Coming to an end. So everything is, of course; so the morning was, even as I stood in it; so the lilacs were, on their way to whichever rooms they would scent for two days before browning at the edges. But to say a war is coming to an end is to make of ending a destination, when in fact it is only a direction, and the difference is the whole of the matter.

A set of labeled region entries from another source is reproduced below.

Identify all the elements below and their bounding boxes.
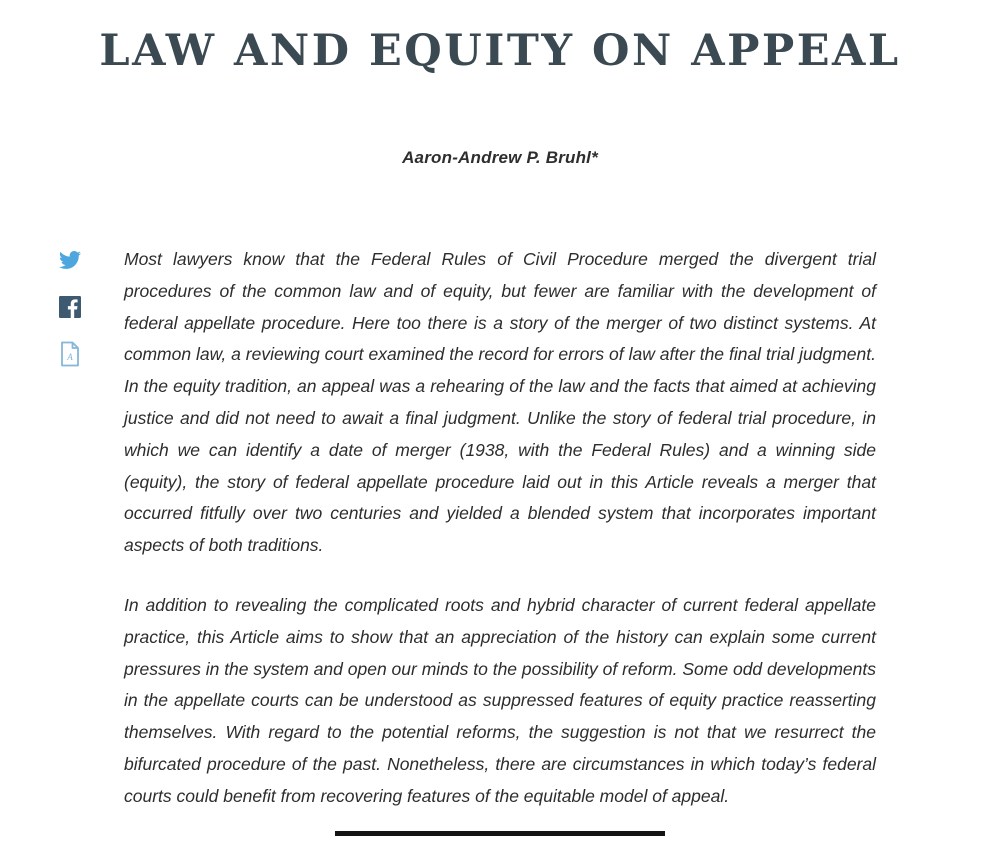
article-body	[0, 244, 1000, 813]
svg-text:A: A	[67, 352, 73, 362]
bottom-divider	[335, 831, 665, 836]
share-toolbar	[56, 244, 124, 813]
pdf-download-button[interactable]	[56, 340, 84, 368]
abstract-paragraph-1: Most lawyers know that the Federal Rules of Civil Procedure merged the divergent trial procedures of the common law and of equity, but fewer are familiar with the development of federal appellate procedure. Here too there is a story of the merger of two distinct systems. At common law, a reviewing court examined the record for errors of law after the final trial judgment. In the equity tradition, an appeal was a rehearing of the law and the facts that aimed at achieving justice and did not need to await a final judgment. Unlike the story of federal trial procedure, in which we can identify a date of merger (1938, with the Federal Rules) and a winning side (equity), the story of federal appellate procedure laid out in this Article reveals a merger that occurred fitfully over two centuries and yielded a blended system that incorporates important aspects of both traditions.	[124, 249, 876, 556]
abstract	[124, 244, 876, 813]
twitter-share-button[interactable]	[56, 246, 84, 274]
facebook-icon	[59, 296, 81, 318]
abstract-paragraph-2: In addition to revealing the complicated roots and hybrid character of current federal appellate practice, this Article aims to show that an appreciation of the history can explain some current pressures in the system and open our minds to the possibility of reform. Some odd developments in the appellate courts can be understood as suppressed features of equity practice reasserting themselves. With regard to the potential reforms, the suggestion is not that we resurrect the bifurcated procedure of the past. Nonetheless, there are circumstances in which today’s federal courts could benefit from recovering features of the equitable model of appeal.	[124, 594, 876, 806]
facebook-share-button[interactable]	[56, 293, 84, 321]
twitter-icon	[57, 249, 83, 271]
article-author: Aaron-Andrew P. Bruhl*	[402, 148, 598, 167]
page-title: LAW AND EQUITY ON APPEAL	[99, 26, 901, 76]
pdf-file-icon	[59, 341, 81, 367]
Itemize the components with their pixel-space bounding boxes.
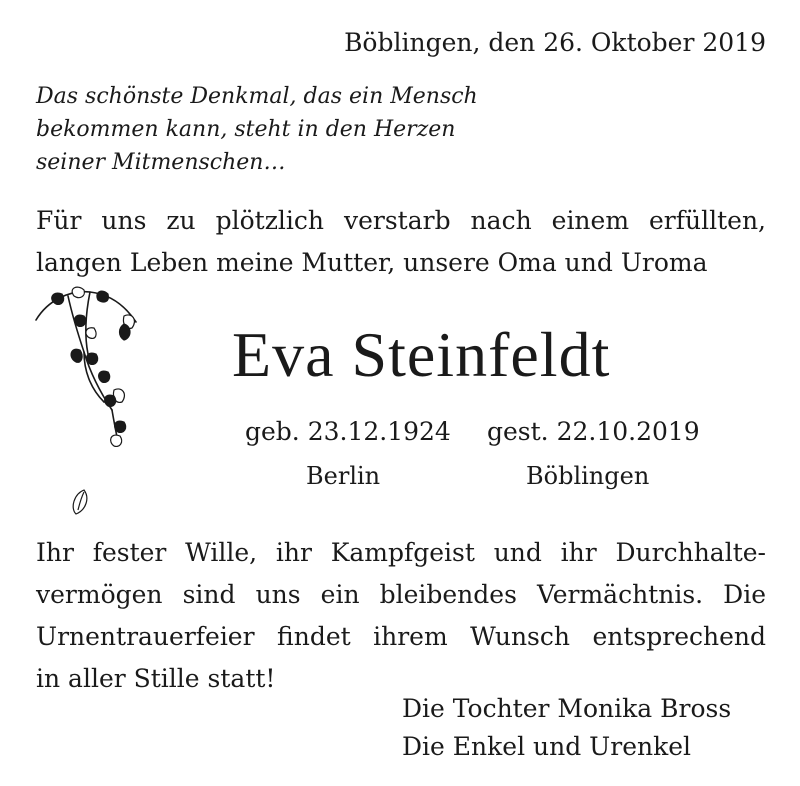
birth-date: geb. 23.12.1924 xyxy=(245,417,451,446)
intro-line: Für uns zu plötzlich verstarb nach einem erfüllten, xyxy=(36,206,766,235)
signoff-line: Die Tochter Monika Bross xyxy=(402,694,732,723)
tribute-line: Urnentrauerfeier findet ihrem Wunsch entsprechend xyxy=(36,622,766,651)
quote-line: seiner Mitmenschen… xyxy=(36,150,286,175)
signoff-line: Die Enkel und Urenkel xyxy=(402,732,692,761)
tribute-paragraph xyxy=(36,532,766,700)
tribute-line: in aller Stille statt! xyxy=(36,664,276,693)
birch-leaves-icon xyxy=(28,282,148,527)
intro-line: langen Leben meine Mutter, unsere Oma und Uroma xyxy=(36,248,708,277)
dateline: Böblingen, den 26. Oktober 2019 xyxy=(344,28,766,57)
memorial-quote xyxy=(36,80,478,179)
tribute-line: vermögen sind uns ein bleibendes Vermächtnis. Die xyxy=(36,580,766,609)
death-place: Böblingen xyxy=(526,462,650,490)
deceased-name: Eva Steinfeldt xyxy=(232,319,611,390)
intro-paragraph xyxy=(36,200,766,284)
birth-place: Berlin xyxy=(306,462,381,490)
quote-line: bekommen kann, steht in den Herzen xyxy=(36,117,456,142)
tribute-line: Ihr fester Wille, ihr Kampfgeist und ihr Durchhalte- xyxy=(36,538,766,567)
death-date: gest. 22.10.2019 xyxy=(487,417,700,446)
quote-line: Das schönste Denkmal, das ein Mensch xyxy=(36,84,478,109)
signoff-mourners xyxy=(402,690,731,766)
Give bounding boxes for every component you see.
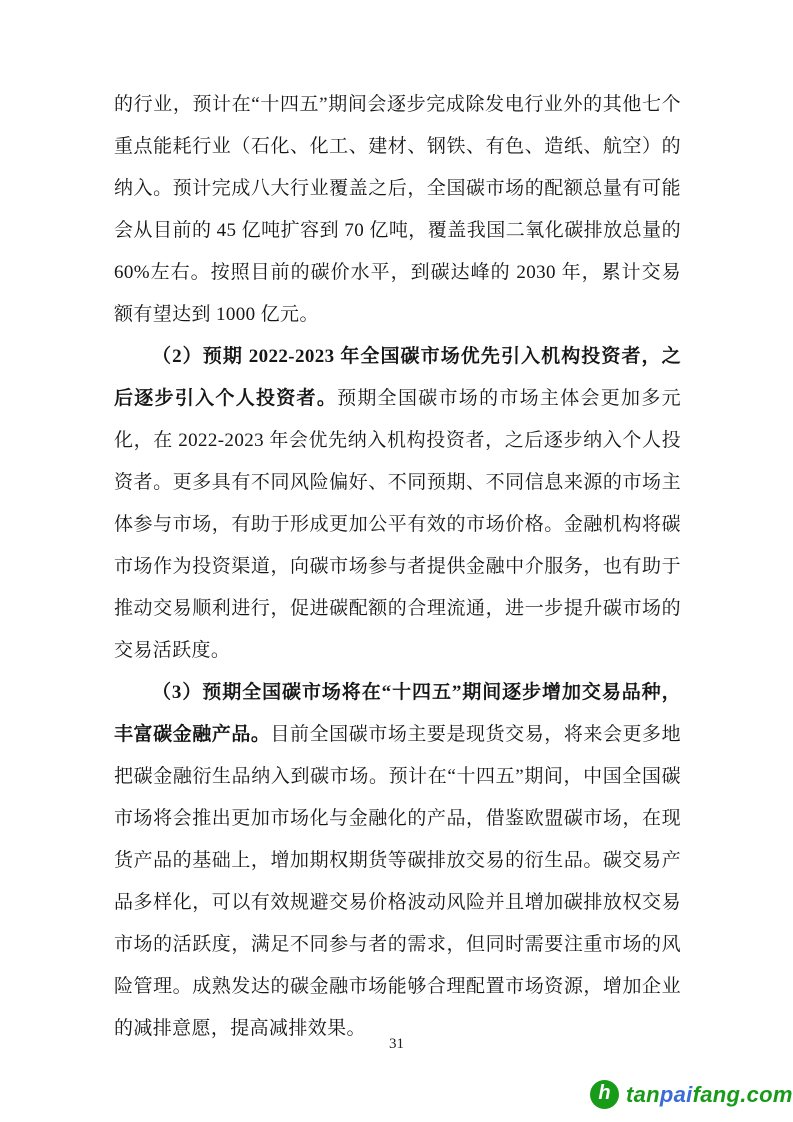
logo-segment-fang: fang bbox=[692, 1081, 741, 1107]
site-logo-watermark bbox=[590, 1080, 793, 1109]
logo-segment-com: .com bbox=[740, 1081, 793, 1107]
paragraph-lead-bold: （2）预期 2022-2023 年全国碳市场优先引入机构投资者，之后逐步引入个人投资者。 bbox=[114, 346, 681, 409]
site-logo-text bbox=[626, 1082, 793, 1108]
paragraph bbox=[114, 336, 681, 672]
paragraph-text: 预期全国碳市场的市场主体会更加多元化，在 2022-2023 年会优先纳入机构投资者，之后逐步纳入个人投资者。更多具有不同风险偏好、不同预期、不同信息来源的市场主体参与市场，有助于形成更加公平有效的市场价格。金融机构将碳市场作为投资渠道，向碳市场参与者提供金融中介服务，也有助于推动交易顺利进行，促进碳配额的合理流通，进一步提升碳市场的交易活跃度。 bbox=[114, 388, 681, 661]
logo-segment-tan: tan bbox=[626, 1081, 660, 1107]
paragraph bbox=[114, 84, 681, 336]
page-body bbox=[114, 84, 681, 1050]
logo-segment-pai: pai bbox=[659, 1081, 693, 1107]
paragraph-text: 的行业，预计在“十四五”期间会逐步完成除发电行业外的其他七个重点能耗行业（石化、化工、建材、钢铁、有色、造纸、航空）的纳入。预计完成八大行业覆盖之后，全国碳市场的配额总量有可能会从目前的 45 亿吨扩容到 70 亿吨，覆盖我国二氧化碳排放总量的 60%左右。按照目前的碳价水平，到碳达峰的 2030 年，累计交易额有望达到 1000 亿元。 bbox=[114, 94, 681, 325]
paragraph-text: 目前全国碳市场主要是现货交易，将来会更多地把碳金融衍生品纳入到碳市场。预计在“十四五”期间，中国全国碳市场将会推出更加市场化与金融化的产品，借鉴欧盟碳市场，在现货产品的基础上，增加期权期货等碳排放交易的衍生品。碳交易产品多样化，可以有效规避交易价格波动风险并且增加碳排放权交易市场的活跃度，满足不同参与者的需求，但同时需要注重市场的风险管理。成熟发达的碳金融市场能够合理配置市场资源，增加企业的减排意愿，提高减排效果。 bbox=[114, 724, 681, 1039]
page-number: 31 bbox=[389, 1036, 404, 1052]
paragraph-lead-bold: （3）预期全国碳市场将在“十四五”期间逐步增加交易品种，丰富碳金融产品。 bbox=[114, 682, 681, 745]
tanpaifang-leaf-icon: h bbox=[590, 1080, 619, 1109]
paragraph bbox=[114, 672, 681, 1050]
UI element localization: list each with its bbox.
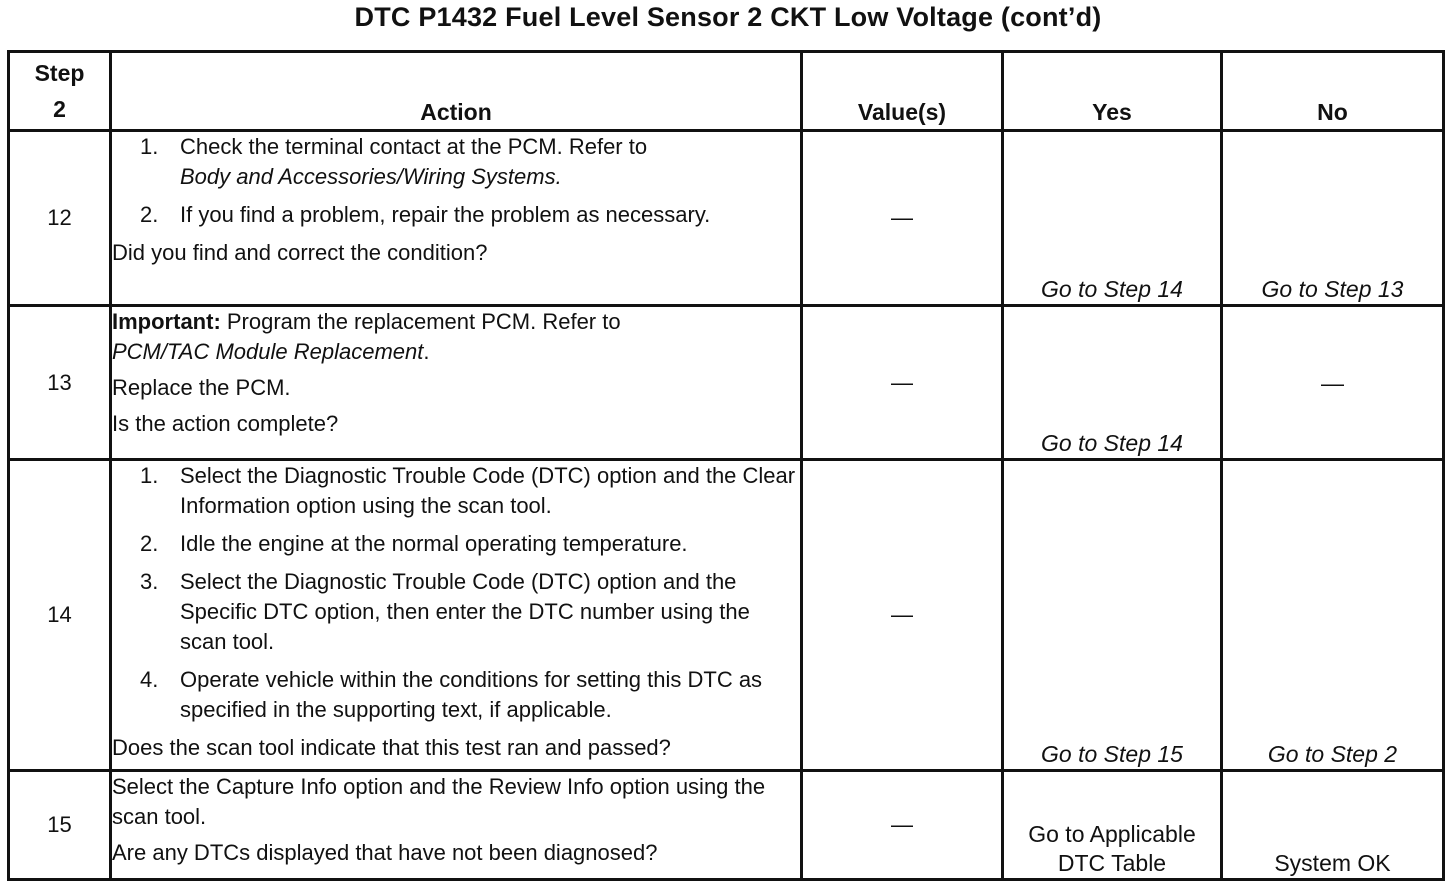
item-number: 2. (140, 531, 159, 556)
important-label: Important: (112, 309, 221, 334)
diagnostic-table (7, 50, 1445, 881)
action-list (112, 461, 800, 725)
yes-cell: Go to Step 14 (1003, 306, 1222, 460)
important-text: Program the replacement PCM. Refer to (220, 309, 621, 334)
yes-cell: Go to Applicable DTC Table (1003, 771, 1222, 880)
table-row (9, 306, 1444, 460)
value-cell: — (802, 460, 1003, 771)
item-text: Select the Diagnostic Trouble Code (DTC) option and the Specific DTC option, then enter the DTC number using the scan tool. (180, 569, 750, 654)
item-number: 1. (140, 463, 159, 488)
header-action: Action (111, 52, 802, 131)
reference-text: PCM/TAC Module Replacement (112, 339, 424, 364)
item-number: 4. (140, 667, 159, 692)
list-item (112, 567, 800, 657)
table-row (9, 131, 1444, 306)
step-number: 15 (9, 771, 111, 880)
question-text: Is the action complete? (112, 411, 339, 436)
question-text: Did you find and correct the condition? (112, 240, 488, 265)
item-number: 2. (140, 202, 159, 227)
list-item (112, 461, 800, 521)
item-text: Operate vehicle within the conditions for setting this DTC as specified in the supporting text, if applicable. (180, 667, 763, 722)
reference-text: Body and Accessories/Wiring Systems. (180, 164, 562, 189)
header-values: Value(s) (802, 52, 1003, 131)
list-item (112, 200, 800, 230)
step-number: 13 (9, 306, 111, 460)
list-item (112, 132, 800, 192)
value-cell: — (802, 306, 1003, 460)
header-step-number: 2 (53, 96, 66, 122)
item-number: 3. (140, 569, 159, 594)
header-yes: Yes (1003, 52, 1222, 131)
no-cell: Go to Step 13 (1222, 131, 1444, 306)
table-row (9, 460, 1444, 771)
header-no: No (1222, 52, 1444, 131)
value-cell: — (802, 771, 1003, 880)
item-text: Idle the engine at the normal operating temperature. (180, 531, 688, 556)
item-text: Check the terminal contact at the PCM. Refer to (180, 134, 648, 159)
value-cell: — (802, 131, 1003, 306)
table-row (9, 771, 1444, 880)
list-item (112, 665, 800, 725)
action-cell (111, 771, 802, 880)
yes-cell: Go to Step 15 (1003, 460, 1222, 771)
item-number: 1. (140, 134, 159, 159)
action-cell (111, 460, 802, 771)
table-header-row (9, 52, 1444, 131)
header-step-label: Step (34, 60, 85, 86)
action-cell (111, 306, 802, 460)
yes-cell: Go to Step 14 (1003, 131, 1222, 306)
no-cell: System OK (1222, 771, 1444, 880)
question-text: Does the scan tool indicate that this test ran and passed? (112, 735, 671, 760)
step-number: 12 (9, 131, 111, 306)
no-cell: — (1222, 306, 1444, 460)
list-item (112, 529, 800, 559)
step-number: 14 (9, 460, 111, 771)
item-text: If you find a problem, repair the problem as necessary. (180, 202, 711, 227)
question-text: Are any DTCs displayed that have not been diagnosed? (112, 840, 658, 865)
important-end: . (423, 339, 430, 364)
action-cell (111, 131, 802, 306)
no-cell: Go to Step 2 (1222, 460, 1444, 771)
header-step (9, 52, 111, 131)
page-title: DTC P1432 Fuel Level Sensor 2 CKT Low Voltage (cont’d) (354, 2, 1102, 32)
action-list (112, 132, 800, 230)
item-text: Select the Diagnostic Trouble Code (DTC) option and the Clear Information option using the scan tool. (180, 463, 796, 518)
important-note (112, 307, 800, 367)
instruction-text: Select the Capture Info option and the Review Info option using the scan tool. (112, 774, 766, 829)
instruction-text: Replace the PCM. (112, 375, 291, 400)
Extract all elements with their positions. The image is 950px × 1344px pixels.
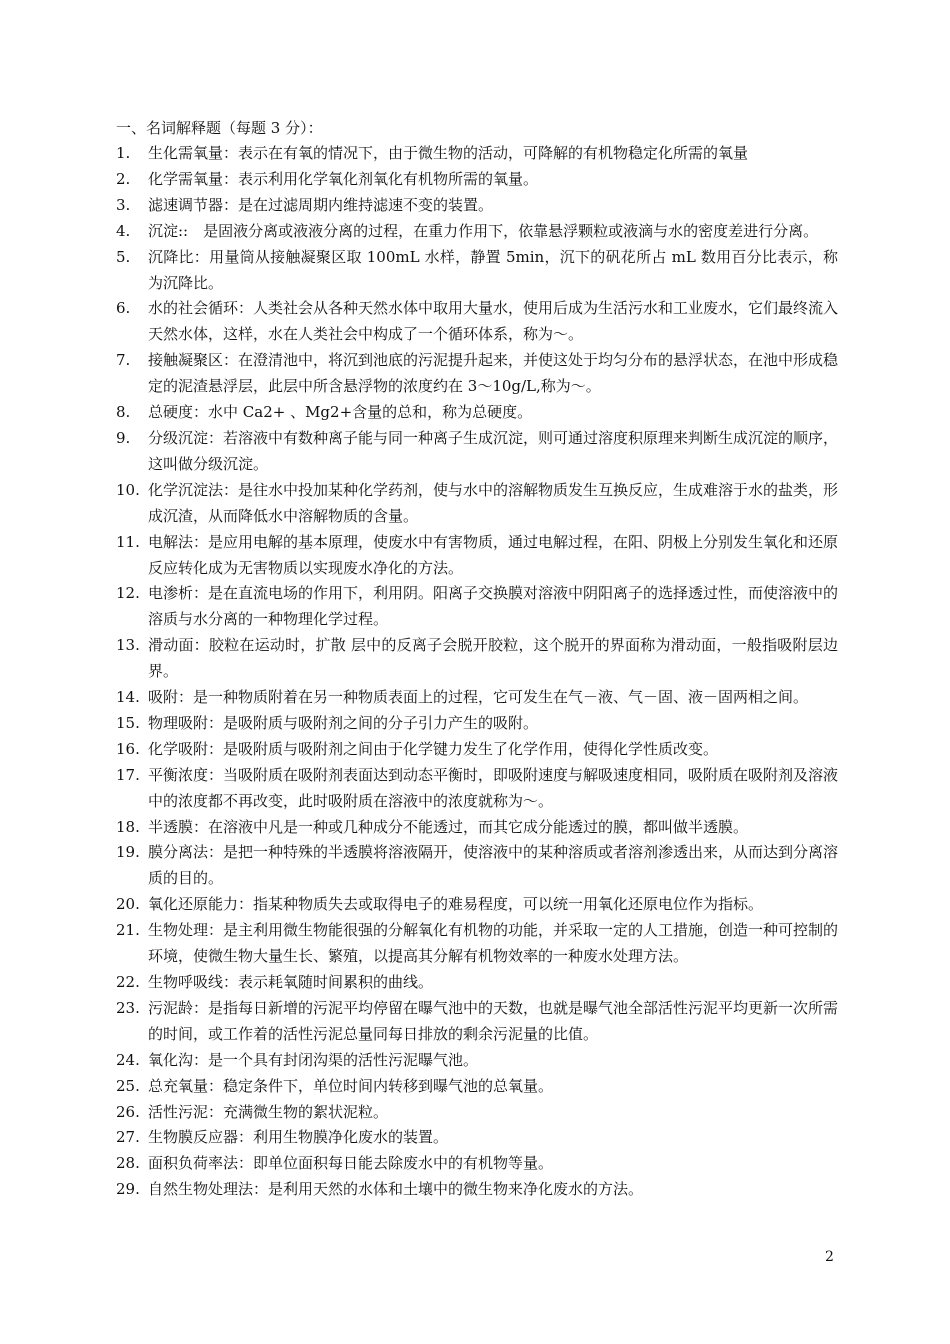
item-text: 氧化还原能力：指某种物质失去或取得电子的难易程度，可以统一用氧化还原电位作为指标。 (148, 895, 764, 914)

I turned at last for home. The cloud, holding its nine degrees over the city as a hand holds a candle, did not move. A boy on a bicycle nearly struck me at the crossing and did not apologise. In Australia, I remembered, they had elected, in a single far-off seat, the first member of a party I had heard called anti-immigrant and populist and Trumpian – a borrowed adjective, an American shadow falling on Queensland; in Sri Lanka a revered monk had been arrested for the rape of a girl; in Mogadishu a journalist had been beaten with pistols for asking after a tortured woman. One could not hold it. One was not meant to hold it. One could only walk back across the bridge while the river ran on indifferent beneath, carrying the same water it had carried yesterday and would carry tomorrow, splintered everywhere into small bright planes by a sun that had not, in fact, come out.
The hour struck somewhere. I did not count the strokes.